This is a continuation of this other question I asked earlier.
Since @Arnaud D. proved in my previous question that the result can not hold under such weak hypothesis, I reinforced the hypothesis on the function $F$.
A function $F\colon \mathbb R^n\to \mathbb R$ is called a distance function if it verifies the three conditions:
$F(x)\geqslant 0$ and $F(x)=0\iff x=0$,
$F(tx)=\vert t\vert F(x)$,
$F$ is continuous.
I want to prove the following result.
Let $F\colon \mathbb R^n\to \mathbb R$ be a distance function. If $w\in \mathrm{GL}_n(\mathbb R)$, then there exists a constant $C_w$ (which does not depend on $X$), such that $$F(w(X))\leqslant C_wF(X). \quad \forall X \in \mathbb{R}^n$$
I think I should use something like $\Vert w(W)\Vert\leqslant \Vert w\Vert \cdot \Vert X\Vert$, or try to use a matrix $W=(w_{i,j})$ for $w$ and compute the coordinates of $w(x)$ in terms of $w_{i,j}$ and $x_i$.

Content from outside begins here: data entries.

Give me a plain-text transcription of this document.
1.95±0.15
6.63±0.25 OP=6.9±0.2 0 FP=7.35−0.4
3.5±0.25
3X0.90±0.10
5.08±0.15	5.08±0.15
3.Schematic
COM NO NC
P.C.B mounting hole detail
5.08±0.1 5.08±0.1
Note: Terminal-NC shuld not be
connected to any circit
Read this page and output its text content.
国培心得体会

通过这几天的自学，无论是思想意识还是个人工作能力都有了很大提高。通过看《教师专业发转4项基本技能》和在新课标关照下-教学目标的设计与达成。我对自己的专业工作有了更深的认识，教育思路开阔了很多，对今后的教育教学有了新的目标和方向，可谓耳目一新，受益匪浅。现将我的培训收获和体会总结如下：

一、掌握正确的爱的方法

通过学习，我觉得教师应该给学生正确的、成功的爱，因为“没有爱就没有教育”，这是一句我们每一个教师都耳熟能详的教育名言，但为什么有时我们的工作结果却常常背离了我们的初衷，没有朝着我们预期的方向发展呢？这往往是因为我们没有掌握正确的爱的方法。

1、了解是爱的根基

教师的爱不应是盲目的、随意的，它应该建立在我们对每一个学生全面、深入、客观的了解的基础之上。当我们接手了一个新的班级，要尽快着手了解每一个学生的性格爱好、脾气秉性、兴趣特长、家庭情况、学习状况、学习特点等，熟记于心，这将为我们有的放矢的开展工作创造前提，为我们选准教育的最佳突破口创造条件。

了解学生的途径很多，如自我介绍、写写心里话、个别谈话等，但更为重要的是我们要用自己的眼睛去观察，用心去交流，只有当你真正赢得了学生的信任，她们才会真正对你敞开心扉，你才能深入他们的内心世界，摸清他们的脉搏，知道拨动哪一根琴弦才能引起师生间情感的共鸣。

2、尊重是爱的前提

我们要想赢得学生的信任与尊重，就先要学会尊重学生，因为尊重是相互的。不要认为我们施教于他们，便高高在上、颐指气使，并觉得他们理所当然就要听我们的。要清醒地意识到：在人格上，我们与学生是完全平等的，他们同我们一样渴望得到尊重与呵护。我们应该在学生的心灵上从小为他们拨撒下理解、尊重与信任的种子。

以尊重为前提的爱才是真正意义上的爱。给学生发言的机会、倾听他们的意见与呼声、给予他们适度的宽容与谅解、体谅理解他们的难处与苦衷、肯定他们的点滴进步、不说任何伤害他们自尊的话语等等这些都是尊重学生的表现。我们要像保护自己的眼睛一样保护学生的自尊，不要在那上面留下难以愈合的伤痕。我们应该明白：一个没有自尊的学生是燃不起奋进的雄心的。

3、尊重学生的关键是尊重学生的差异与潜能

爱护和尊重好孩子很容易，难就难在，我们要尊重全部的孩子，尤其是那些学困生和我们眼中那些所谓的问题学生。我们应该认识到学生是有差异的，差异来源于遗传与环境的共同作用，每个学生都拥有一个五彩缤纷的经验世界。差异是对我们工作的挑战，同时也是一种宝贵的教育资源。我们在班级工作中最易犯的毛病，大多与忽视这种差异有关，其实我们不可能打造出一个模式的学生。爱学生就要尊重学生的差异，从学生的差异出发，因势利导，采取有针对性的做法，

But I can't figure it out. Any hint or solution would be much appreciated.
Notice that the counter-example provided by @Arnaud D. in my previous question does not work here since it does not verify $F(x)=0\iff x=0$.
I think I finally got it, I just need to act as if $F$ is a norm. I encourage you to criticize me if this proof has flaws.
Let $$C_w:=\sup_{F(Y)=1} F(w(Y)),$$
which does not depend on $X$, and is well defined since $F$ is continuous on the compact unit sphere.
I assume $X\ne 0$. Now, set $Y:=\frac 1{F(X)} X$, which is well-defined since $F(X)\ne 0$ because $X\ne 0$ and $F$ is a distance function.
Then because of the properties of $F$:
$$F(w(X))=F(w(F(X)Y))=F(X)\underbrace{F(w(Y))}_{\leqslant C_W}.$$